As a rule of thumb though, when the stock market is struggling, there is a movement out of stocks and into bonds that occurs, and this can certainly be a good strategy. The momentum created by this can influence things all by itself, driving stock prices down and bond prices up, and there are also fundamental reasons to consider this as well, when the bear market is driven by a lack of economic growth.

Aside from that, as one moves along in years, toward retirement or beyond it, one should seek more stability in one’s investment portfolio, the kind of stability that bonds provide more than stocks do.

Drawdowns matter more when you actually have to draw your portfolio down, so the more likely this will happen, and the greater extent that it may, means that you want to pay more attention to fluctuations in the value of your investments lest you have to realize these losses not just on paper but with real losses.

The reliable income that investment grade bonds provide also naturally benefits more mature investors, who are more looking to reap the value that they have sowed with their investments over the years.

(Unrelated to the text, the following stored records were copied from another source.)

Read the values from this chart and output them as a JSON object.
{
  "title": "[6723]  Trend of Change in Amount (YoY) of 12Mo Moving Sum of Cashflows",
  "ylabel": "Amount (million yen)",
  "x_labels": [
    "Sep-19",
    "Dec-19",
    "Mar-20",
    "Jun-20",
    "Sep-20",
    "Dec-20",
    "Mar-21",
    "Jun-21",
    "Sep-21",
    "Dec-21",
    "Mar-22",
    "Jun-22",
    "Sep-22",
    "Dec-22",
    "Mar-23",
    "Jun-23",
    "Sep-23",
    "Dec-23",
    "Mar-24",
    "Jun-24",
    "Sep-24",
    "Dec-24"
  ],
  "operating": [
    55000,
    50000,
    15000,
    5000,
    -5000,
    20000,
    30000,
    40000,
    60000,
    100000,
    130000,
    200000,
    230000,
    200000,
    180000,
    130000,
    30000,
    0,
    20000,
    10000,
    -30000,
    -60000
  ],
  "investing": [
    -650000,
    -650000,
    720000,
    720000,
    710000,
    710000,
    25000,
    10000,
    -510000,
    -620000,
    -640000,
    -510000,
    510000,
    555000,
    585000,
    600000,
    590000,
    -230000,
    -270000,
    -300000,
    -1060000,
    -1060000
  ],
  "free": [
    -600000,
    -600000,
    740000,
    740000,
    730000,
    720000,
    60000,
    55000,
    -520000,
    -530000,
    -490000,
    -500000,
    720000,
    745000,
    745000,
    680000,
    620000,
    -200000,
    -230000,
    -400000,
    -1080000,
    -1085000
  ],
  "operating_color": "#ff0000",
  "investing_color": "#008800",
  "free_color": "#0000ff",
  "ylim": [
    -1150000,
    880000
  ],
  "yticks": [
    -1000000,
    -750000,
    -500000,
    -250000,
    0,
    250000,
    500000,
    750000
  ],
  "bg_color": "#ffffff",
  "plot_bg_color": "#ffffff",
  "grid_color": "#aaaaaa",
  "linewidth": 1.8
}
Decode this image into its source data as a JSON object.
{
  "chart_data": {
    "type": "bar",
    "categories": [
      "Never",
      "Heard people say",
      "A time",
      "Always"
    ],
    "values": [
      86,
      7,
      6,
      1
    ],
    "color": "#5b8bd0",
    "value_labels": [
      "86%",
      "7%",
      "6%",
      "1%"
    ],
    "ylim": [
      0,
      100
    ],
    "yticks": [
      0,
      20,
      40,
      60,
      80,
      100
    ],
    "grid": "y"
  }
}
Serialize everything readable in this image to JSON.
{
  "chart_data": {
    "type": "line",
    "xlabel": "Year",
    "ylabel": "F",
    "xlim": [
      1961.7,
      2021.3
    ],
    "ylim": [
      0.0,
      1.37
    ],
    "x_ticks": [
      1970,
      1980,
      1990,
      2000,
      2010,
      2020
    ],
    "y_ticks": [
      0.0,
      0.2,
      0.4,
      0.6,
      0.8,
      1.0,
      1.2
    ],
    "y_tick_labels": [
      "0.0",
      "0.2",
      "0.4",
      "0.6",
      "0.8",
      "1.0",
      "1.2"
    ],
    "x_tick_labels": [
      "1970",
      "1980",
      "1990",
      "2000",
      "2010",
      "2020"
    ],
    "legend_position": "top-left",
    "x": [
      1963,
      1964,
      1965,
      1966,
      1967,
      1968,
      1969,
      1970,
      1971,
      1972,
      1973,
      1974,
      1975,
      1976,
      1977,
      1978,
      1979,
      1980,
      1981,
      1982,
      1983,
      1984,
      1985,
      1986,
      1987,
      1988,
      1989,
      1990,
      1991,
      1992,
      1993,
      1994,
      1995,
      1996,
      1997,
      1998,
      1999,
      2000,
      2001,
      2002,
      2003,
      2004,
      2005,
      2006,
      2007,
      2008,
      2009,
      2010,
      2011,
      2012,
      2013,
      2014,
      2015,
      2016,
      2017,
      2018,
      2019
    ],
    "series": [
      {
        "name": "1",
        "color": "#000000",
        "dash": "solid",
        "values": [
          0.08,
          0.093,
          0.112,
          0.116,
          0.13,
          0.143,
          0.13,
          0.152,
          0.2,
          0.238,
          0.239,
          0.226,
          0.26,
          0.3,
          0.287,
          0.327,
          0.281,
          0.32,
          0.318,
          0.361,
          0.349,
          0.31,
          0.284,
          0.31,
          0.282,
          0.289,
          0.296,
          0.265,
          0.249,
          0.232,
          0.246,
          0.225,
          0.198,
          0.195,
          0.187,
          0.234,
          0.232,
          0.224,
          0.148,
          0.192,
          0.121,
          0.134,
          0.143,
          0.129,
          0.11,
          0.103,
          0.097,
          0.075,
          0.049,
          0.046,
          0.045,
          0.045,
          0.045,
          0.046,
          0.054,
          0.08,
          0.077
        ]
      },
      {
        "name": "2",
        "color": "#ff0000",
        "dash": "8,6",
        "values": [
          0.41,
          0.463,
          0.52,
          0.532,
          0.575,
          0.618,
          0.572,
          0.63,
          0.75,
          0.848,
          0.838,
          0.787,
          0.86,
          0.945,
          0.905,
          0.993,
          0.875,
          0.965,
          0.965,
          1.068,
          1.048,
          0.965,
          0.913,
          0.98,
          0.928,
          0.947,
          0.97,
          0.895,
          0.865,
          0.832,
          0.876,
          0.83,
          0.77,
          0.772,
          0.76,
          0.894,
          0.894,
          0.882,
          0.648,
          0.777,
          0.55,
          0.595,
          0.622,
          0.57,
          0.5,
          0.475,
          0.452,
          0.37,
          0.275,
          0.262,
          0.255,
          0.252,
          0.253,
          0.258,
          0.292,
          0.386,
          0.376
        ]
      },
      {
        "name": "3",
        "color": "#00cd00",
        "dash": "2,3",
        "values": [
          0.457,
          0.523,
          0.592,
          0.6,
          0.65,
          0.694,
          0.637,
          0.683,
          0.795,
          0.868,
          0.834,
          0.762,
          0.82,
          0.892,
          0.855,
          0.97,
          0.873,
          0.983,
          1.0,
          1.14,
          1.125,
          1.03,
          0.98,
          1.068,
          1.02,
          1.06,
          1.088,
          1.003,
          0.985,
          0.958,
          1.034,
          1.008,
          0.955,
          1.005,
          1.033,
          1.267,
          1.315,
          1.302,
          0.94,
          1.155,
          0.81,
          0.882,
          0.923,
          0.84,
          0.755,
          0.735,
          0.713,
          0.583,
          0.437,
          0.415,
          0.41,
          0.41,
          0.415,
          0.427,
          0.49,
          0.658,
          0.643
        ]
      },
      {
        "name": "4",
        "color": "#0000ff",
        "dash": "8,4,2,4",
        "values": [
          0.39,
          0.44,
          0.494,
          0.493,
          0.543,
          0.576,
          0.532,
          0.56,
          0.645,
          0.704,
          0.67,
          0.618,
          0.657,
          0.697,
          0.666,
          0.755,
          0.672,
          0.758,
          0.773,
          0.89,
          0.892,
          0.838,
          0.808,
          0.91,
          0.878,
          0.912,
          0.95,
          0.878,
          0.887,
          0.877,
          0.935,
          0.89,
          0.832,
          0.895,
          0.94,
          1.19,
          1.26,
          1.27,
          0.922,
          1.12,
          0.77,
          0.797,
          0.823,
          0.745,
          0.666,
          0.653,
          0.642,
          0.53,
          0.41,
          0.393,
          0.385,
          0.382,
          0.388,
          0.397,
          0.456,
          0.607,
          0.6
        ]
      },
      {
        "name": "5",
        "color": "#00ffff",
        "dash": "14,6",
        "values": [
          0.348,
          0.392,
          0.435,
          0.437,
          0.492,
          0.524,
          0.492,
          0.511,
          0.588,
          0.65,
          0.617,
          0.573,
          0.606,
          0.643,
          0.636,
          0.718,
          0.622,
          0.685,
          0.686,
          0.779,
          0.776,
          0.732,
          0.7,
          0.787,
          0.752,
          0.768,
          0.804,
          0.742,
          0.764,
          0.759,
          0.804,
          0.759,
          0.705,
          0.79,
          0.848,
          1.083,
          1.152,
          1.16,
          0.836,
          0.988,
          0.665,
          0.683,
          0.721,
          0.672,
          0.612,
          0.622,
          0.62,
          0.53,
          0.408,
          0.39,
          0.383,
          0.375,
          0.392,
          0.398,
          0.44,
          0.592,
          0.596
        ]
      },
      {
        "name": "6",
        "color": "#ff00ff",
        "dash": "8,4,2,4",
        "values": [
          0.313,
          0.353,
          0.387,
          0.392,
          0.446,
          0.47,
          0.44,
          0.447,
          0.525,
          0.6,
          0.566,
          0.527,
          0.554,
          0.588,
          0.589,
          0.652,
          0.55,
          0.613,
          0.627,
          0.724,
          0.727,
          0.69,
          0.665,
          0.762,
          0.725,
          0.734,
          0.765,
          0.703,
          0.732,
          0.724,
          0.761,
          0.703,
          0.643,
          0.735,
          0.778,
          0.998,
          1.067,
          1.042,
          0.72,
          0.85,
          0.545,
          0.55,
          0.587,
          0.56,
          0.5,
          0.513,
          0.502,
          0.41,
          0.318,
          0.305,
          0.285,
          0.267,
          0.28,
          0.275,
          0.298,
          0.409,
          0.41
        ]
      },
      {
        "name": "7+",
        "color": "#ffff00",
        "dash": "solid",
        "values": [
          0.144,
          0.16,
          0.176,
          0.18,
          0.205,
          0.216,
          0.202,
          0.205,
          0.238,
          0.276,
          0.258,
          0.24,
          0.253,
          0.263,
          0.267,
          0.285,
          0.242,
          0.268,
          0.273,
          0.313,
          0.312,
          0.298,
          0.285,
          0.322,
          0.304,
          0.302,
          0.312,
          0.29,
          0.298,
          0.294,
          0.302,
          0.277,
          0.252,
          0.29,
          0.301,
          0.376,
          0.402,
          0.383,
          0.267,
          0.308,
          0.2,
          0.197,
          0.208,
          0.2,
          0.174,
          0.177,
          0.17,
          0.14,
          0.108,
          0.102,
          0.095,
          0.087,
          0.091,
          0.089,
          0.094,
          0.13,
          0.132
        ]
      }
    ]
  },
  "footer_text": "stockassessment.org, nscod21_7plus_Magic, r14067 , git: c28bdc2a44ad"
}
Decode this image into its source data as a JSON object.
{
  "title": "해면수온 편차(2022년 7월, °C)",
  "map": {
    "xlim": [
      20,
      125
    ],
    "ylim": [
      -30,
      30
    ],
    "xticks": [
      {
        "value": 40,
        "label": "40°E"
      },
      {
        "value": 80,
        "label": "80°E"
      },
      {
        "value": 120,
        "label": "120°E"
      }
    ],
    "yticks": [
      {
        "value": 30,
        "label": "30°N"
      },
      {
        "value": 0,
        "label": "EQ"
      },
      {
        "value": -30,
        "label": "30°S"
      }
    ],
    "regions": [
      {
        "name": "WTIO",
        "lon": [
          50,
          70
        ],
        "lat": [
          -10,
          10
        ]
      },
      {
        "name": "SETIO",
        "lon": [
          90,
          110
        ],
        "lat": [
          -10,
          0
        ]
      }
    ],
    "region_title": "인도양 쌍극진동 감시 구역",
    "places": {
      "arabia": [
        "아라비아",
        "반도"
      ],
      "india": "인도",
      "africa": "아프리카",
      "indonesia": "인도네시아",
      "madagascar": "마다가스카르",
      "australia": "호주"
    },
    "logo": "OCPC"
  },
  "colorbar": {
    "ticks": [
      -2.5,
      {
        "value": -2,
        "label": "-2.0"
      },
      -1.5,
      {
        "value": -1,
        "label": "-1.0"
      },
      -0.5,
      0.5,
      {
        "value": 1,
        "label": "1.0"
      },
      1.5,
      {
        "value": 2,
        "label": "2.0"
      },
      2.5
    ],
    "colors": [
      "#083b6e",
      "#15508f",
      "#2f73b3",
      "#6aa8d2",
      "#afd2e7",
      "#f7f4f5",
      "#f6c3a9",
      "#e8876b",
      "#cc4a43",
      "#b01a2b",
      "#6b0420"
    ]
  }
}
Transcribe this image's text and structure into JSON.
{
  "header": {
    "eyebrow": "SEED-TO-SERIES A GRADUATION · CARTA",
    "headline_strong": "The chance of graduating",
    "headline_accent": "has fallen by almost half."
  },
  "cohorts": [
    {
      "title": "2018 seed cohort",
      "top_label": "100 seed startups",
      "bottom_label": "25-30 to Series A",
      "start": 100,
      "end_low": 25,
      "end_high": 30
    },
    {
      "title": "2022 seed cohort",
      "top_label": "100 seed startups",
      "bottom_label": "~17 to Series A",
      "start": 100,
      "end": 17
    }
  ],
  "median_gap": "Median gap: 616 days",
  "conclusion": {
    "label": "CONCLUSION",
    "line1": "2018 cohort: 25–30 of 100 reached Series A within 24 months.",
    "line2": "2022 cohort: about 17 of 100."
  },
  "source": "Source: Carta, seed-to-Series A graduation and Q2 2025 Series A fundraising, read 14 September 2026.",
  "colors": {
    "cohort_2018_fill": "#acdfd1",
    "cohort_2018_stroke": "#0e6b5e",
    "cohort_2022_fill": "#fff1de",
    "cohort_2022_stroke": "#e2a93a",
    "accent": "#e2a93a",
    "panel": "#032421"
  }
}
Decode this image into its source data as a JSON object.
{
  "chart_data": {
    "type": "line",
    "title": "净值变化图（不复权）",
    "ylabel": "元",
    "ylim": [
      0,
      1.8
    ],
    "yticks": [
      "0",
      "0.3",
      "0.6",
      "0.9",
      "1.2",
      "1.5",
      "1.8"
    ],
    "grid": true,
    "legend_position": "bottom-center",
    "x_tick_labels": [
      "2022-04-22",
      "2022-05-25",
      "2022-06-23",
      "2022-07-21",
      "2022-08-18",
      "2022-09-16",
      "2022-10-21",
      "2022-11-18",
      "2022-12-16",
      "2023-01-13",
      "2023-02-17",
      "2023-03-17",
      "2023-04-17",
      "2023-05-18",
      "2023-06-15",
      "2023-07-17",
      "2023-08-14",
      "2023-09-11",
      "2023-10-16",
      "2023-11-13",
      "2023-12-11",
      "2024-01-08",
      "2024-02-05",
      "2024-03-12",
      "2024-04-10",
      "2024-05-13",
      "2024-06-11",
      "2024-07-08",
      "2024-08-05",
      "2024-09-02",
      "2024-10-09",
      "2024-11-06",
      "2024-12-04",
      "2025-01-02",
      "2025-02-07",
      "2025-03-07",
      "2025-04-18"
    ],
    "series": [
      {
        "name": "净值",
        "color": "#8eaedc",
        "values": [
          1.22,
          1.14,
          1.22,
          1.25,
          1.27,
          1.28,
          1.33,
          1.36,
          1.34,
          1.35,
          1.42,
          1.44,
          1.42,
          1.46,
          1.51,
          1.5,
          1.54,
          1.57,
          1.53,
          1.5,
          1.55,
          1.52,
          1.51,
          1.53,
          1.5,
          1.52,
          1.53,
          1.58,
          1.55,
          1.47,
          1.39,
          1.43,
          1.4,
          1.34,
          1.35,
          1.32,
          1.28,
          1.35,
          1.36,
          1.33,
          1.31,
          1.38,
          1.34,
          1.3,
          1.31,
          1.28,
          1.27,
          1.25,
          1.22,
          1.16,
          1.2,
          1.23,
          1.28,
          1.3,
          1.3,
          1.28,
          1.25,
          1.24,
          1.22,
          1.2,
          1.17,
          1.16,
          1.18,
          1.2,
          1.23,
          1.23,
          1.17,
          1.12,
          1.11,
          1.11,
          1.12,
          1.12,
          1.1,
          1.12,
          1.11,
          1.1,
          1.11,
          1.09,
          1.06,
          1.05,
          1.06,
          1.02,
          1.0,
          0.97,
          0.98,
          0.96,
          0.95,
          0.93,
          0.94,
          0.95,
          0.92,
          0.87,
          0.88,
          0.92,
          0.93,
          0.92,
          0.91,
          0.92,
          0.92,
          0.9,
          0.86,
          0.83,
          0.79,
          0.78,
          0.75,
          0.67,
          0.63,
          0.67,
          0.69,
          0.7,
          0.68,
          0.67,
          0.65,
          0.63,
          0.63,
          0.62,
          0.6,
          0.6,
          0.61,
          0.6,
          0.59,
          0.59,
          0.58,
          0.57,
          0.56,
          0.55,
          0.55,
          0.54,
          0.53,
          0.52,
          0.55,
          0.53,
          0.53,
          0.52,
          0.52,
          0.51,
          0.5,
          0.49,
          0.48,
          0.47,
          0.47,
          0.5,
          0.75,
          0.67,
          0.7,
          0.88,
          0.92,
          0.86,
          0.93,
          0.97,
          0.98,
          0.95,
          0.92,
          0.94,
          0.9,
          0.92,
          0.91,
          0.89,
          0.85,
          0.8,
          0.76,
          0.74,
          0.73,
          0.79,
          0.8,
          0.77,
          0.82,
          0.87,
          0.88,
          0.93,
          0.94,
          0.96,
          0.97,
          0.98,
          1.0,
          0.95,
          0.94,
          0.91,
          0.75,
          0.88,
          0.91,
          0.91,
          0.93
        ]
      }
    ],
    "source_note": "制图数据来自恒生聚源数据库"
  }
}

Bonds lend themselves more to this reaping, due to the way they hold their value more reliably overall, which includes both the stability of their price as well as the stability of their returns.

Bonds, from an investment perspective, aren’t just investments that mature investors should be looking at, and even younger investors, even those who may be decades away from needing to cash them in, should consider bonds, in certain market conditions at least.

In spite of whatever our objectives are with investing, it is the market that has the final word, and we always need to look to the market for guidance in crafting our investment strategies. To the extent that we ignore this, we may be putting ourselves in positions where we may fail to achieve our even approach our goals, and it is never wise to blame the market when the blame should instead fall upon us.

With this said, if one is looking to pay less attention to the markets, and to the extent that we do, bonds certainly are a safer way to do this, where the consequences of this inattention will have less of an impact.

Bonds do deliver a lower rate of return over the very long run, but this does not mean that this will be the case over a certain number of years, and even when this is the case, they can be quite desirable anyway, due to their greater reliability.